A potential mining mega-merger has been stopped in its tracks after BHP confirmed it would not be making a bid for Anglo American.
Australia’s BHP said on Wednesday afternoon that it had been unable to reach an agreement with the rival miner over specific issues.
The companies have been in talks over a deal worth almost £39 billion since Wednesday May 22 amid efforts to agree on the structure for a potential takeover.
BPH had a deadline of 5pm on Wednesday to make a firm offer or walk away from takeover talks.
Mr Henry was referring to BHP’s requirement, in its takeover approaches, for its rival to spin off its South African operations, resulting in heavy criticism from the government in Pretoria.

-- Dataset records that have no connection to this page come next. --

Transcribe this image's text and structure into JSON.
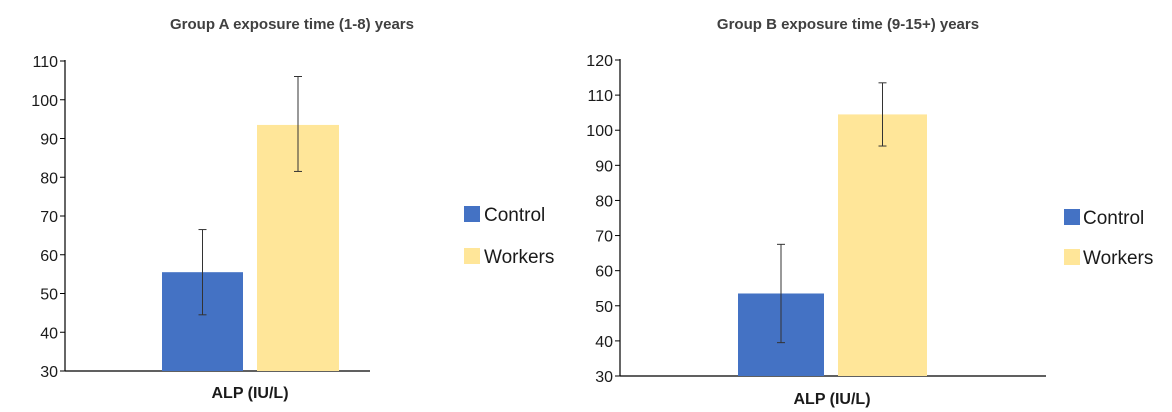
{
  "colors": {
    "control": "#4472c4",
    "workers": "#ffe699",
    "axis": "#000000",
    "error_bar": "#333333"
  },
  "chart_data": [
    {
      "type": "bar",
      "title": "Group A exposure time (1-8)  years",
      "categories": [
        "ALP (IU/L)"
      ],
      "xlabel": "ALP (IU/L)",
      "ylabel": "",
      "ylim": [
        30,
        110
      ],
      "yticks": [
        30,
        40,
        50,
        60,
        70,
        80,
        90,
        100,
        110
      ],
      "series": [
        {
          "name": "Control",
          "values": [
            55.5
          ],
          "error_low": [
            44.5
          ],
          "error_high": [
            66.5
          ]
        },
        {
          "name": "Workers",
          "values": [
            93.5
          ],
          "error_low": [
            81.5
          ],
          "error_high": [
            106
          ]
        }
      ],
      "legend": {
        "position": "right",
        "entries": [
          "Control",
          "Workers"
        ]
      },
      "grid": false
    },
    {
      "type": "bar",
      "title": "Group B exposure time (9-15+) years",
      "categories": [
        "ALP (IU/L)"
      ],
      "xlabel": "ALP (IU/L)",
      "ylabel": "",
      "ylim": [
        30,
        120
      ],
      "yticks": [
        30,
        40,
        50,
        60,
        70,
        80,
        90,
        100,
        110,
        120
      ],
      "series": [
        {
          "name": "Control",
          "values": [
            53.5
          ],
          "error_low": [
            39.5
          ],
          "error_high": [
            67.5
          ]
        },
        {
          "name": "Workers",
          "values": [
            104.5
          ],
          "error_low": [
            95.5
          ],
          "error_high": [
            113.5
          ]
        }
      ],
      "legend": {
        "position": "right",
        "entries": [
          "Control",
          "Workers"
        ]
      },
      "grid": false
    }
  ]
}
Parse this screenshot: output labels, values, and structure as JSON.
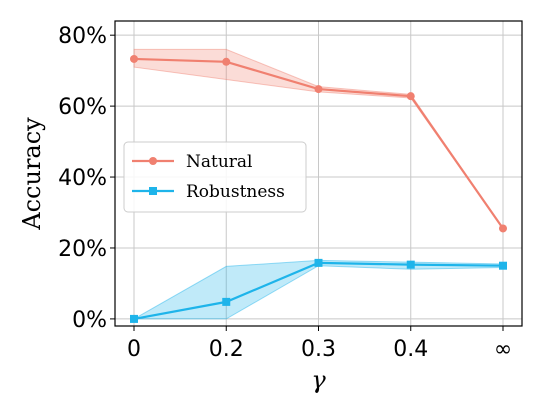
{
  "chart_data": {
    "type": "line",
    "xlabel": "γ",
    "ylabel": "Accuracy",
    "categories": [
      "0",
      "0.2",
      "0.3",
      "0.4",
      "∞"
    ],
    "ylim": [
      -2,
      84
    ],
    "yticks": [
      0,
      20,
      40,
      60,
      80
    ],
    "ytick_labels": [
      "0%",
      "20%",
      "40%",
      "60%",
      "80%"
    ],
    "grid": true,
    "legend_position": "center-left",
    "series": [
      {
        "name": "Natural",
        "color": "#f08070",
        "marker": "circle",
        "values": [
          73.3,
          72.5,
          64.8,
          62.8,
          25.5
        ],
        "band_low": [
          71.0,
          67.5,
          64.0,
          62.3,
          25.5
        ],
        "band_high": [
          76.0,
          76.0,
          65.5,
          63.3,
          25.5
        ]
      },
      {
        "name": "Robustness",
        "color": "#1eb4ea",
        "marker": "square",
        "values": [
          0.0,
          4.8,
          15.8,
          15.3,
          15.0
        ],
        "band_low": [
          0.0,
          0.0,
          15.0,
          14.0,
          14.5
        ],
        "band_high": [
          0.0,
          14.8,
          16.5,
          16.0,
          15.5
        ]
      }
    ]
  }
}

Anglo American also opposed this.
Mr Henry added: “We remain of the view that our proposal was the most effective structure to deliver value for Anglo American shareholders, and we are confident that, working together with Anglo American, we could have obtained all required regulatory approvals, including in South Africa.”
In response to BHP abandoning the possible bid, Anglo American’s chairman Stuart Chambers said: “Anglo American has set out a clear pathway to accelerate delivery of its strategy and to unlock significant value for its shareholders.
“Our shareholders will benefit from value transparency and undiluted exposure to a simpler portfolio of world-class assets, consistently stronger operational performance, and highly attractive growth in copper, premium iron ore and crop nutrients.”
The FTSE 100-listed company is “fully focused” on achieving its plans to boost value “at pace”, he added.
A mega-merger between the two companies would have created the biggest copper miner in the world, with 10% of global output.
Anglo American’s vast reserves of copper are a key driver of the interest in the business, as the mineral is an important building block for low-carbon technologies such as solar farms and electric cars.
Earlier this month, Anglo American announced plans to break up major parts of the business and heavily slow down its development of a £7 billion North Yorkshire fertiliser mine.